2. The next argument is directed to a question of fact, namely, whether the plaintiff was exercising due diligence during the whole of that period. The lower Appellate Court found that he did do so and no facts have been put before me to justify me in interfering with this finding of fact. In fact the arguments are all based on what might have happened, and no assertion is made as to any particular act of the plaintiff, to show that he did not exercise due diligence. I must presume that the lower Court has considered all the circumstances and I cannot interfere with the conclusion at which it has arrived.

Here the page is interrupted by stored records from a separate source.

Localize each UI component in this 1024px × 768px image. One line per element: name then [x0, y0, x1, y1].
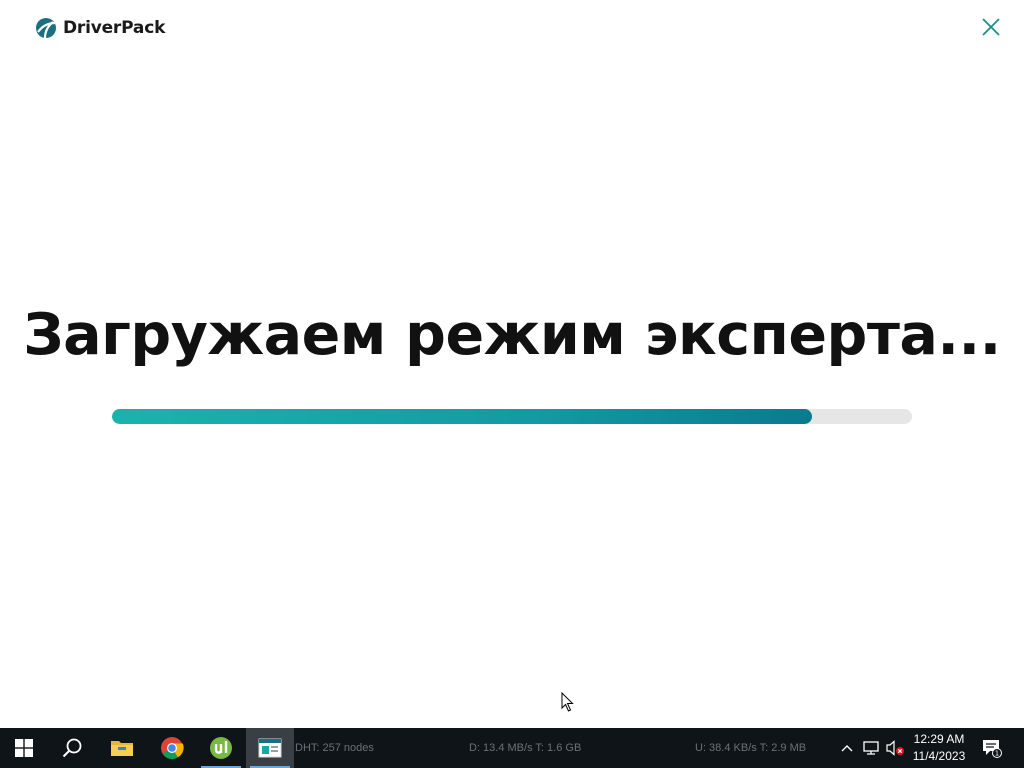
clock-time: 12:29 AM	[913, 732, 965, 746]
notification-icon: 1	[983, 740, 1002, 758]
download-status: D: 13.4 MB/s T: 1.6 GB	[469, 742, 582, 754]
system-clock[interactable]: 12:29 AM 11/4/2023	[905, 731, 973, 765]
utorrent-button[interactable]	[197, 728, 245, 768]
file-explorer-button[interactable]	[98, 728, 146, 768]
network-button[interactable]	[860, 728, 882, 768]
driverpack-window: DriverPack Загружаем режим эксперта...	[0, 0, 1024, 728]
clock-date: 11/4/2023	[912, 749, 966, 763]
dht-status: DHT: 257 nodes	[295, 742, 374, 754]
start-button[interactable]	[0, 728, 48, 768]
taskbar: DHT: 257 nodes D: 13.4 MB/s T: 1.6 GB U:…	[0, 728, 1024, 768]
search-button[interactable]	[48, 728, 96, 768]
brand-name: DriverPack	[63, 18, 166, 38]
utorrent-icon	[210, 737, 232, 759]
network-icon	[863, 741, 879, 755]
active-app-button[interactable]	[246, 728, 294, 768]
file-explorer-icon	[111, 741, 133, 756]
loading-progress-fill	[112, 409, 812, 424]
mouse-cursor-icon	[561, 692, 574, 712]
windows-start-icon	[15, 739, 33, 757]
chevron-up-icon	[841, 745, 853, 752]
upload-status: U: 38.4 KB/s T: 2.9 MB	[695, 742, 807, 754]
close-button[interactable]	[979, 15, 1003, 39]
brand-logo: DriverPack	[35, 17, 165, 39]
show-hidden-icons-button[interactable]	[836, 728, 858, 768]
chrome-button[interactable]	[148, 728, 196, 768]
app-window-icon	[258, 738, 282, 758]
loading-headline: Загружаем режим эксперта...	[23, 302, 1001, 368]
notification-count: 1	[995, 750, 999, 758]
search-icon	[62, 738, 82, 758]
loading-progress-bar	[112, 409, 912, 424]
volume-muted-icon	[886, 740, 904, 756]
driverpack-logo-icon	[36, 18, 56, 39]
chrome-icon	[161, 737, 184, 760]
action-center-button[interactable]: 1	[980, 728, 1004, 768]
volume-button[interactable]	[884, 728, 906, 768]
close-icon	[982, 18, 1000, 36]
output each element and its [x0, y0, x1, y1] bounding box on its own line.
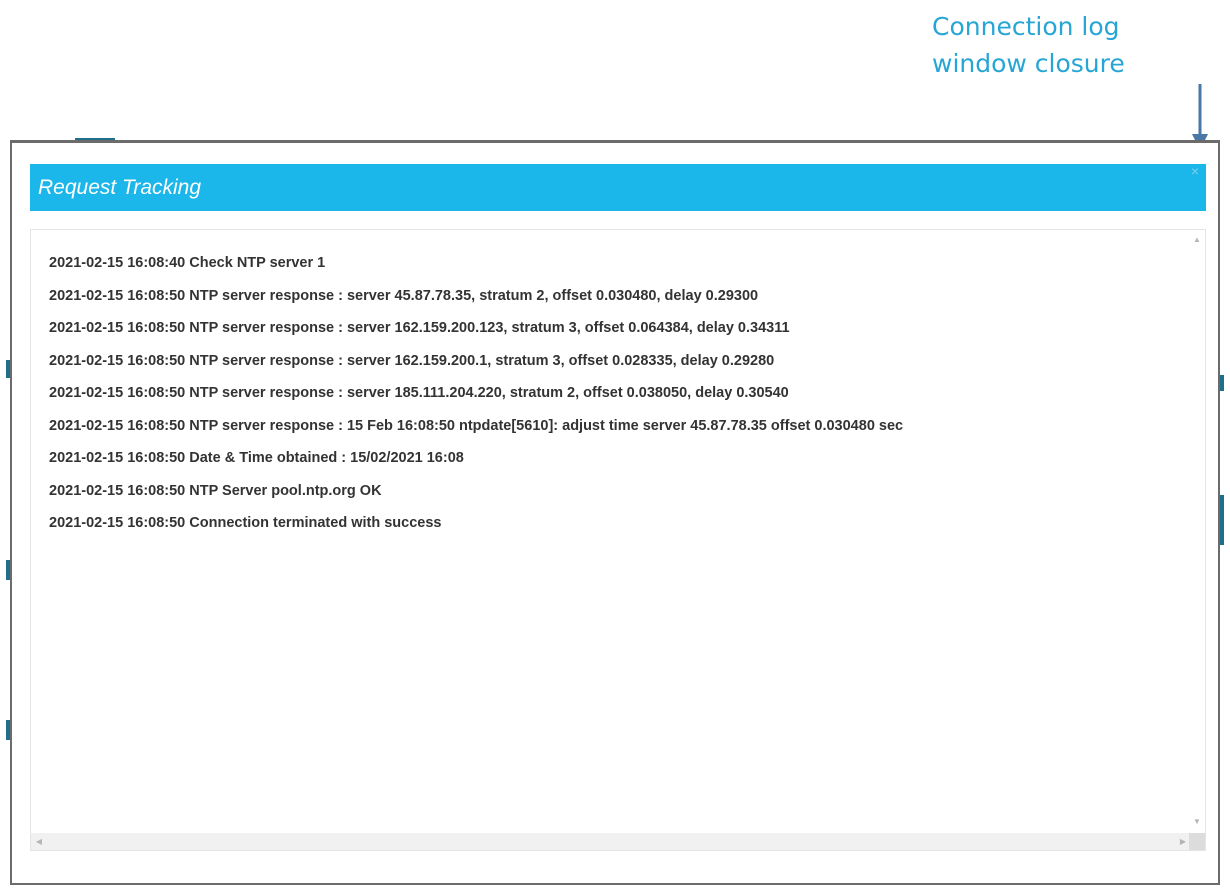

3. The last point taken is with reference to certain suits in which it was said that the amount became payable when the kodai harvest was reaped, namely, in September or October. A large number of plaints were filed in October, three years later. Although some were filed in November, it does not appear in which of these cases the crop was harvested in October, nor whether in those cases, the plaints were not filed also in October, even if it is assumed that the cause of action arises at the moment that the last piece of crop is cut. I am not, however, prepared to accede to this contention, for ordinarily, the rent of each year becomes due on the last day of the year, and there is no evidence that that was not the case in respect of the suit tenancies. If that date is taken, all the suits were within time. I am not at all satisfied either that the cause of action arose in October or that it has been shown that in any particular case, the crops were cut at or before that time. The plaintiff gave the date of the cause of action in the plaint and no objection was taken in the written statements, and consequently that must be taken as the correct date.
4. The second appeals fail on all these points and are dismissed with costs in Second Appeal No. 855 of 1922. There are. 185 appeals to which this judgment applies but the respondent is only represented in Second Appeal No. 855 of 1922; the argument being the same in all the cases. Considering the large number of suits involved I fix the fee at Rs. 75.